Chroniques

par bertrand bolognesi

Myung-Whun Chung, piètre mahlérien ?
Orchestre Philharmonique de Radio France

Théâtre des Champs-Élysées, Paris
- 27 et 29 octobre 2004
Gustav Mahler (1860-1911), « Mon temps viendra »...
© dr

La nouvelle aventure de l'Orchestre Philharmonique de Radio France commença mercredi. Elle ponctuera toute la saison jusqu'au 10 juin. Faire entendre l'intégralité des symphonies de Gustav Mahler au public parisien est un vaste projet duquel on attend de grands moments de musique, de redécouverte et d'émotion. Mon temps viendra, exposition monographique consacrée au compositeur réalisée par la Médiathèque Musicale Mahler, s'ouvre au public dès ce premier concert, au Théâtre des Champs-Élysées.

La soirée débutait par l'Adagio de la Symphonie n°10 dont on connaît quelques achèvements des mains de Barshaï ou de Cooke, entre autres. Maître Chung a choisit de faire entendre ce fragment, mis en exergue d'une programmation par ailleurs rigoureusement fidèle à la chronologie des œuvres. Outre une interprétation relativement composite qui semble n'avoir pas su décider entre plusieurs choix dynamiques possibles, la lecture de cette âpre page parut étrangement extérieure.
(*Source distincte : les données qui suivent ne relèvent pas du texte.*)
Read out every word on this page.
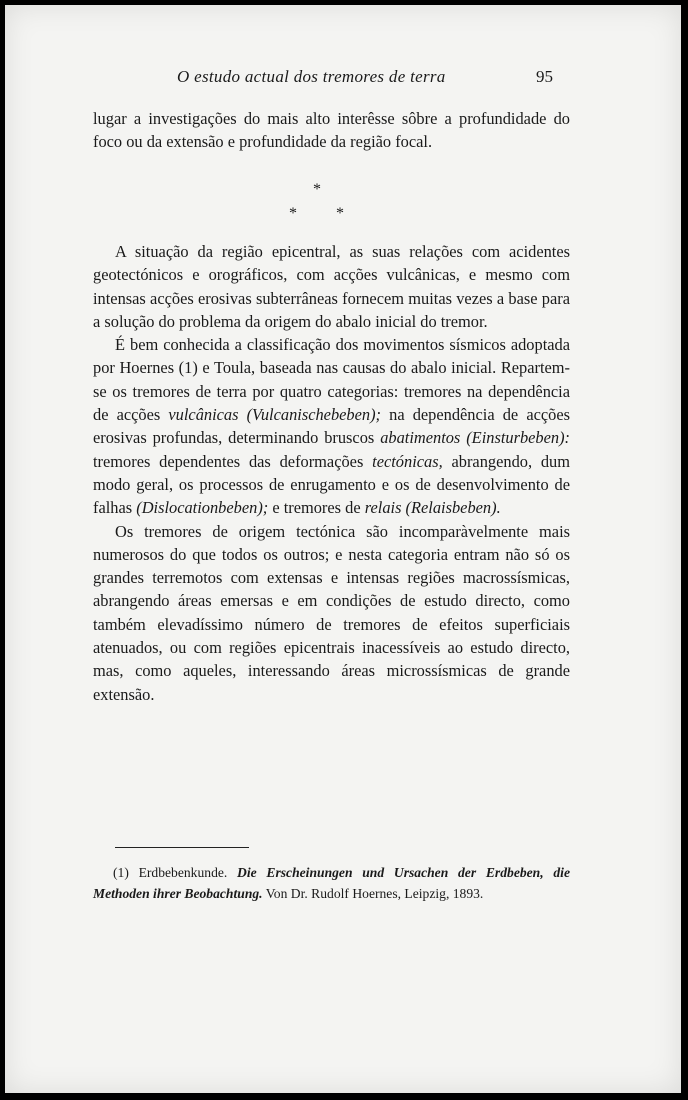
O estudo actual dos tremores de terra	95

lugar a investigações do mais alto interêsse sôbre a profundidade do foco ou da extensão e profundidade da região focal.

*
* *

A situação da região epicentral, as suas relações com acidentes geotectónicos e orográficos, com acções vulcânicas, e mesmo com intensas acções erosivas subterrâneas fornecem muitas vezes a base para a solução do problema da origem do abalo inicial do tremor.

É bem conhecida a classificação dos movimentos sísmicos adoptada por Hoernes (1) e Toula, baseada nas causas do abalo inicial. Repartem-se os tremores de terra por quatro categorias: tremores na dependência de acções vulcânicas (Vulcanischebeben); na dependência de acções erosivas profundas, determinando bruscos abatimentos (Einsturbeben): tremores dependentes das deformações tectónicas, abrangendo, dum modo geral, os processos de enrugamento e os de desenvolvimento de falhas (Dislocationbeben); e tremores de relais (Relaisbeben).

Os tremores de origem tectónica são incomparàvelmente mais numerosos do que todos os outros; e nesta categoria entram não só os grandes terremotos com extensas e intensas regiões macrossísmicas, abrangendo áreas emersas e em condições de estudo directo, como também elevadíssimo número de tremores de efeitos superficiais atenuados, ou com regiões epicentrais inacessíveis ao estudo directo, mas, como aqueles, interessando áreas microssísmicas de grande extensão.

(1) Erdbebenkunde. Die Erscheinungen und Ursachen der Erdbeben, die Methoden ihrer Beobachtung. Von Dr. Rudolf Hoernes, Leipzig, 1893.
Avec un temps dangereusement flottant qui entraîna des attaques inévitablement incertaines, une politesse précautionneuse quant aux excès intrinsèques à la partition, un étirement épuisant de certaines phrases sans parvenir à les habiter, cette lecture s'est avérée bien peu satisfaisante.
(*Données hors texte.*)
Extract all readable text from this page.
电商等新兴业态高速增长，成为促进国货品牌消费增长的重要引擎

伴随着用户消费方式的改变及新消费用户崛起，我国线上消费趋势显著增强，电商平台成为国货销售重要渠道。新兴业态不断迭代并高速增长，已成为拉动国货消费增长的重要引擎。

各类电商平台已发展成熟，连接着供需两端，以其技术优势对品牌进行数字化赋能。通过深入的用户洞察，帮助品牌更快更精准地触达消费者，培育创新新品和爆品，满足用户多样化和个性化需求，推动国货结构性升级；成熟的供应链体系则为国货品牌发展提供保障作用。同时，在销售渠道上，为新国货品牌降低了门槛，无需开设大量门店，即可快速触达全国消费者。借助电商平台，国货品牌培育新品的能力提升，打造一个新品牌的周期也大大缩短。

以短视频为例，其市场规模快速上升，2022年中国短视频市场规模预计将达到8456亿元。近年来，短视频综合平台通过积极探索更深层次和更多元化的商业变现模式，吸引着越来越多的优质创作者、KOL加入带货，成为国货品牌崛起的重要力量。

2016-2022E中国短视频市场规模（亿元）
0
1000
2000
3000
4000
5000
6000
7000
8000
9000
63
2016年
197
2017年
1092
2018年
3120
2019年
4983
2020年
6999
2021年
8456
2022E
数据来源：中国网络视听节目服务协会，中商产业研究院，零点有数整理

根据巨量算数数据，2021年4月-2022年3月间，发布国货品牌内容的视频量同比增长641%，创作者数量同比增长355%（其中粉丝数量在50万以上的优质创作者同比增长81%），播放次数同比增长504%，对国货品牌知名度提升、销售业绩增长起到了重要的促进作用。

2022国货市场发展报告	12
La seconde partie du concert nous transportait quelques vingt ans plus tôt, avec l'audition de la Symphonie en ré majeur n°1. Si l'Adagio précédent n’enthousiasmait guère, l'écoute d'une exécution approximative déçoit plus encore. Avec un Langsam imprécis, un deuxième mouvement moins chaotique, un Feierlich und gemessen bien amorcé mais qui trop vite s’égare, une fin surcontrastée dont les tutti s’affirment plus bruyants que puissants, on se demande ce qui se passe. Myung-Whun Chung sait autrement conduire des partitions parfois plus exigeantes ; aussi ne comprend-on pas qu'il présente aujourd'hui un travail si peu abouti.
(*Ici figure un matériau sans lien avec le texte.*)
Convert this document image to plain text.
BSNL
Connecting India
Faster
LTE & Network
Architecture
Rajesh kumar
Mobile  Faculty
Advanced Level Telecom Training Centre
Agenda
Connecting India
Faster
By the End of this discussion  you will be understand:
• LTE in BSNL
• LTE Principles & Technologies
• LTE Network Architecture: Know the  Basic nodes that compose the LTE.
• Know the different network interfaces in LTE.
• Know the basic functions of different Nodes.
Le surlendemain, dans la Symphonie en ut mineur n°2 « Résurrection », on rencontre les mêmes soucis. Si certains traits sont parfois abordés avec un esprit chambriste plutôt intéressant, ils souffrent bien souvent d'une réalisation hasardeuse. Unissons improbables, soli malpropres, décalages nombreux… que se passe-t-il ? Les choses finissent par trouver un certain ordre avec l'intervention des voix. Petra Lang livre un chant d'une grande plénitude, tandis que Christine Schäfer éclaire l’exécution de ses aigus angevins. Le Chœur de Radio France se montre soigneusement équilibré et fort efficace.

Début de saison chargé, deux concerts très rapprochés, peut-être une certaine tension pour ce« lancement » : tous ces facteurs expliquent peut-être, s’ils ne les excusent pas, les premiers pas mal assurés d'un cycle Mahler qu’on espère voir grandir plus harmonieusement qu’il naît.